Reproduced as a copy of `Beauvoir,' the old-style southern mansion bequeathed to Jefferson Davis on the gulf coast by Mrs. S. A. Dorsey (The Confederate President spent the last years of his life there), it measured 90 by 90 feet and cost 15,000 dollars. It was built entirely of Mississippi lumber, the contractor was J.F. Barnes, of Greenville, Miss.
The Mississippi building house a considerable number of artifacts from Davis' life, loaned by the widow of the President of the Confederacy; of note was: a hundred year old piano, punch bowels, sideboards, etc. Included was Davis' suit of clothes that he wore when he was captured by General Wilson, in Georgia at the close of the Civil War; the object of the exhibit being to disprove the report that to hide, Mr. Davis wore a woman's dress when arrested.

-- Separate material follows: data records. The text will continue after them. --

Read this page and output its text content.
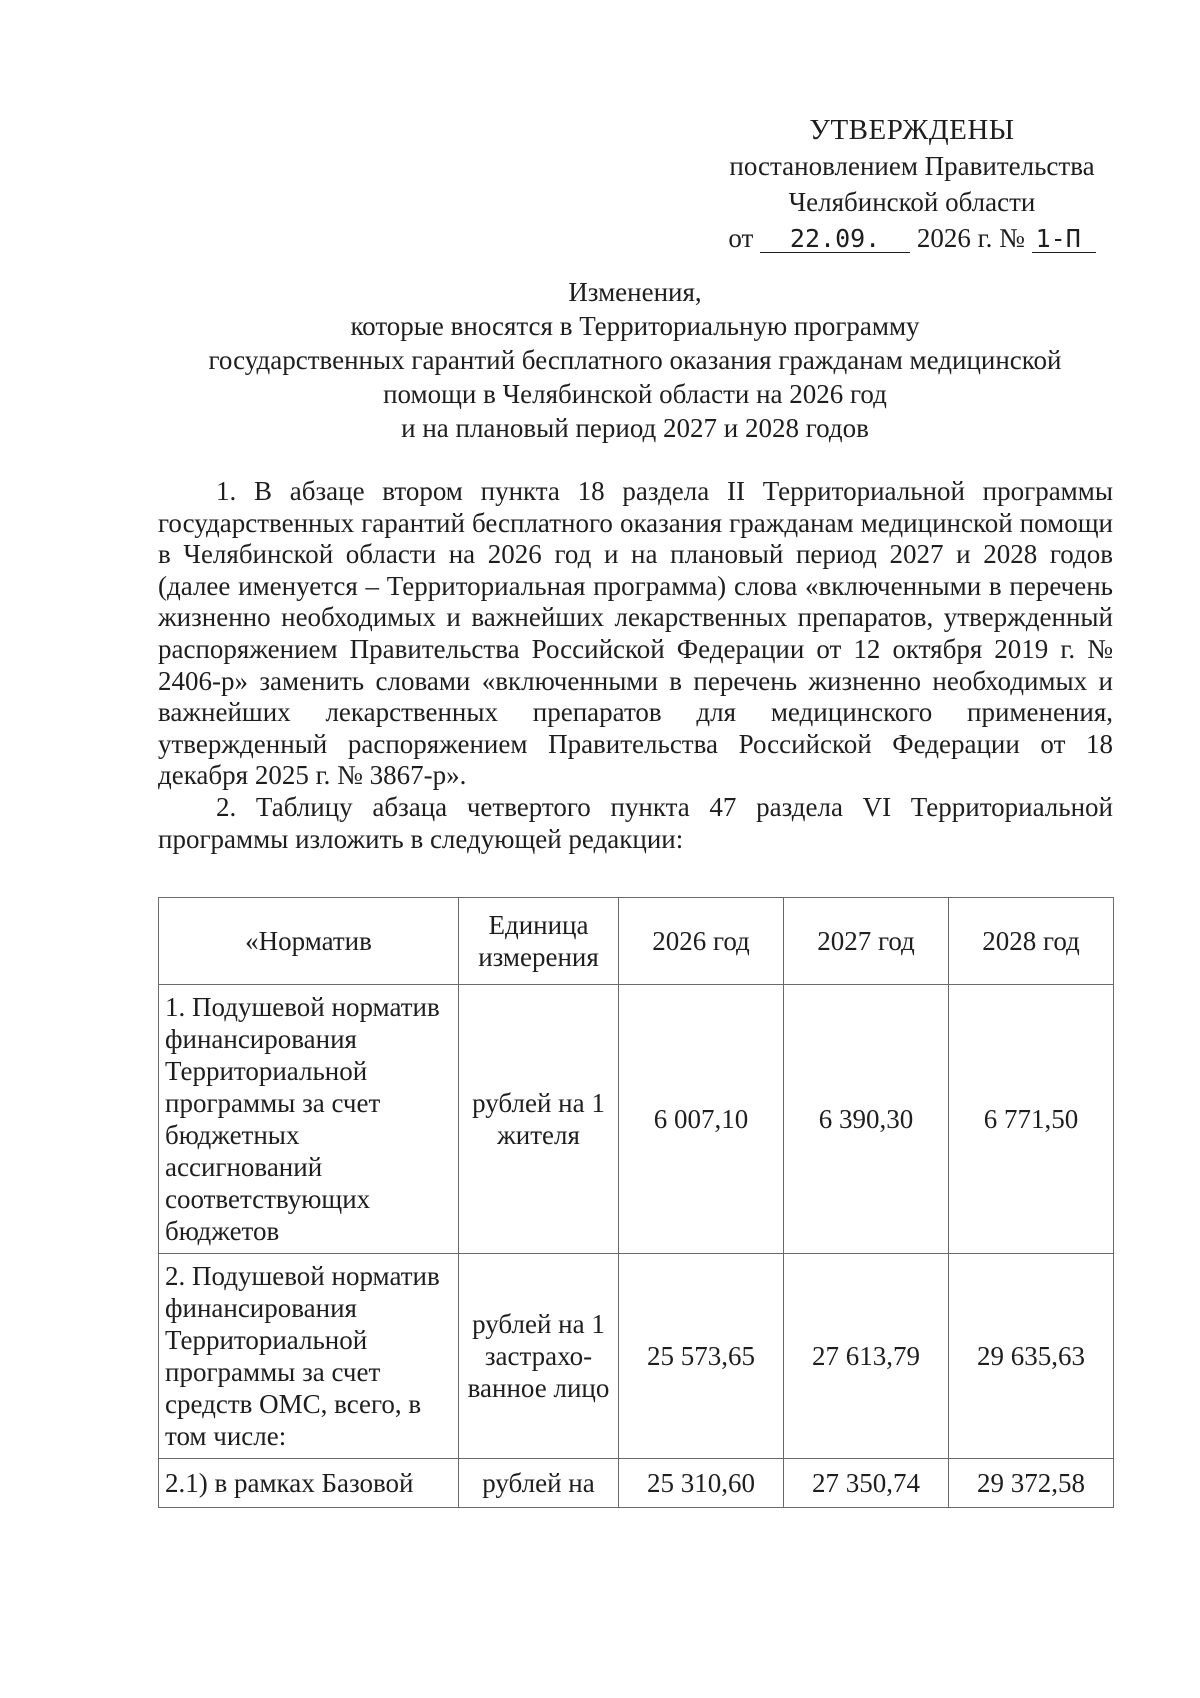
УТВЕРЖДЕНЫ
постановлением Правительства
Челябинской области
от 22.09. 2026 г. № 1-П
Изменения,
которые вносятся в Территориальную программу
государственных гарантий бесплатного оказания гражданам медицинской
помощи в Челябинской области на 2026 год
и на плановый период 2027 и 2028 годов

1. В абзаце втором пункта 18 раздела II Территориальной программы государственных гарантий бесплатного оказания гражданам медицинской помощи в Челябинской области на 2026 год и на плановый период 2027 и 2028 годов (далее именуется – Территориальная программа) слова «включенными в перечень жизненно необходимых и важнейших лекарственных препаратов, утвержденный распоряжением Правительства Российской Федерации от 12 октября 2019 г. № 2406-р» заменить словами «включенными в перечень жизненно необходимых и важнейших лекарственных препаратов для медицинского применения, утвержденный распоряжением Правительства Российской Федерации от 18 декабря 2025 г. № 3867-р».

2. Таблицу абзаца четвертого пункта 47 раздела VI Территориальной программы изложить в следующей редакции:

«Норматив	Единица измерения	2026 год	2027 год	2028 год
1. Подушевой норматив финансирования Территориальной программы за счет бюджетных ассигнований соответствующих бюджетов	рублей на 1 жителя	6 007,10	6 390,30	6 771,50
2. Подушевой норматив финансирования Территориальной программы за счет средств ОМС, всего, в том числе:	рублей на 1 застрахо-ванное лицо	25 573,65	27 613,79	29 635,63
2.1) в рамках Базовой	рублей на	25 310,60	27 350,74	29 372,58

The library, bedroom and dining hall were almost intact, with furnishing coming from "Beauvoir."
In the Palace of Agriculture two exhibits were shown, the special cotton exhibit, including the 35-foot statue of "King Cotton," and the vast collective agricultural exhibit of: cotton, corn, cereals, grains, hay, grasses, potatoes, peas, beans, syrups, honey, wines, cordials, preserves, pickles, jellies, canned goods, vegetables, oysters, shrimps, crabs, fish, etc.
In the Palace of Forestry, Fish and Game, the state showcased over 500 samples of highly polished timber, superbly finished, one of the largest and best collections shown.